Kalem ki, musallaya düşürüldü. Sus sonsuza kadar! Bu sevdanın gereği çoktan düşünüldü;

Geçirilsin tutanaklara; 'aşk kaçak bir ölüştü'

Aşk-ı zemherir! Dönülecek bir söz kalmadı güncemde...
Ben ki, ölüm yollarına dalmışım. Ben ki, sana dönemeyecek kadar sende kalmışım.

Uyut beni! Belki düşlerimde sana dönmeyi beceririm.
Konuş ki; sus'uma sesinden bir pay biçebileyim.

Kışları kayıda geçirtiyorum alacaklı defterlerinde. Her kış ömrümden düşülecek bir satır. Kıştan alacağım en fazla bir aşktır. Sana dokunmanın iştiyakıyla koşuşturuyor satırlar ordan oraya. Adını yazacağım günü bekliyorlar sanki. Ki, bilmezler sevgili ben adınla ancak ayakucuma varabildim. Ben adınla say ki kaftan indirildim.

Herşeye rağmen, seni silmemi bekleme benden. Adının yanına adımı gömeceğim..Kabartmalı harflerle süsleyeceğim adının düştüğü satırları kağıda. Fakat ben cılız kalacağım adının karşısında. Yine de rızama bir tebessüm yansıyacak. Sen bile bilemeyeceksin uğruna kaç kez karalandığımı. Saymadım...Sayamadım adını yazarken kaç kez yaralandığımı...

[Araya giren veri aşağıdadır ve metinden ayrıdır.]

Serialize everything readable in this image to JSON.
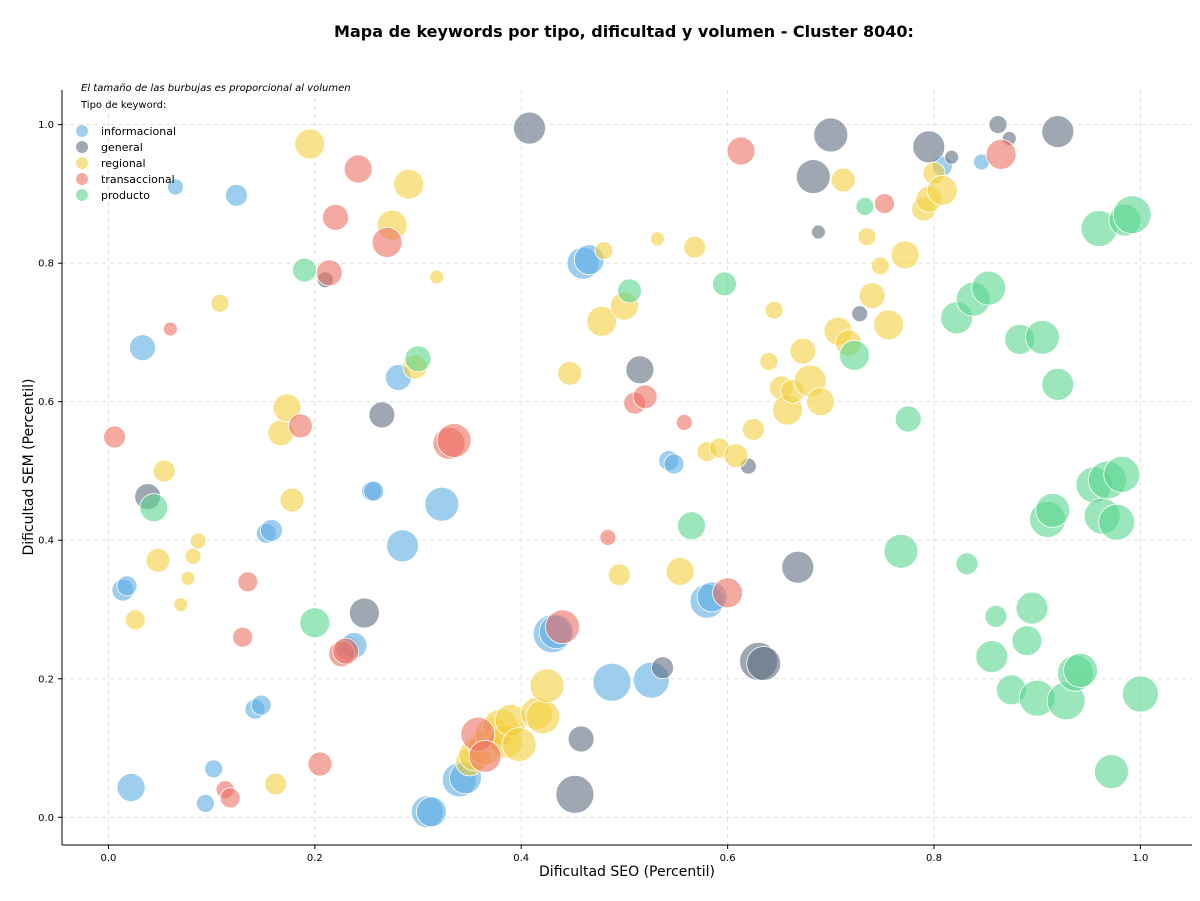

Beni artık yolcuların iniştiği şiirlerde arama. Beni siyah şairlerin, alacakaranlık mısralarında ara. Beni suskun şairlerin gözyaşlarına sor. Seni bulduğun şiirden, al getir yanıma koy. Tutayım satırlarda elinden, 'Haydi bir gayret' de bana. Giderken bana avuntu bir sen ol.

Düştüğüm satırdan, menziline giren 'son'uma değecek tek virgülüm ol.

Sen kuvvet ver Rabbim bileğime. 'Son' diyemeyecek kadar yeniliyorum sevdiğime.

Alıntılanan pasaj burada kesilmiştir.